Informatica: Different tools, same techniques
While Mettle prefers to make its IT environment elusive to would-be attackers through ephemeral infrastructure and DevOps automation, data management vendor Informatica relies on security scans and infrastructure security monitoring through tools such as StackRox and Elasticsearch. But it, too, has organized DevSecOps teams around the shared responsibility model.
Informatica began to realign its IT engineers into a DevSecOps model when it migrated its IT infrastructure to cloud in 2017. It later deployed StackRox after shifting from VMs to Kubernetes and containers in 2018.
StackRox handles multiple aspects of security automation at Informatica, but as with Mettle's delegated responsibilities within shared code repositories, each engineering team at Informatica uses separate parts of that overall framework. Developers scan container images with StackRox before deployment, while ops engineers report security issues flagged by the tool's runtime security monitoring to the security team and developers. The security team uses StackRox as a repository for security policies.
"This is an extension of how the AWS shared responsibility model plays out," said Pathik Patel, head of cloud security for the company. "We as security engineers are responsible for the writing policy and monitoring it -- when we come across a security issue, we can issue a patch, but ultimately it needs to be reported back to developers to fix it."

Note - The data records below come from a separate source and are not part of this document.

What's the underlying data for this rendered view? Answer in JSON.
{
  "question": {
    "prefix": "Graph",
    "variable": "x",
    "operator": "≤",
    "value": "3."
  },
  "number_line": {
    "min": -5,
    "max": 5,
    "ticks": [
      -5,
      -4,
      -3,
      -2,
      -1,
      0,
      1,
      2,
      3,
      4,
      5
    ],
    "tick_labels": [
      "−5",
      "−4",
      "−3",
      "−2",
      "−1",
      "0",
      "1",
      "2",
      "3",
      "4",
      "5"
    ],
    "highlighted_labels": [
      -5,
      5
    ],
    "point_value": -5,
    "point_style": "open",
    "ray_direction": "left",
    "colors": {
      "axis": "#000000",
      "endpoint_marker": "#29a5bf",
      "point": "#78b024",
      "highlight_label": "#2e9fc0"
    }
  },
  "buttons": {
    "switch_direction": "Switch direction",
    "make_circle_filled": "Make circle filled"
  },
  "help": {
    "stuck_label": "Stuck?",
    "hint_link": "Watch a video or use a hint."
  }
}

The initial adjustment to the DevSecOps model required a change in mindset for developers, but building in vulnerability detection ahead of app deployments ultimately lowered their stress around security, Patel said.
"In the first year, we were reporting all these vulnerabilities and issues, and the numbers were piling up," he said. "[Developers said], 'You always bring this up at the last minute' ... we had to fix their process."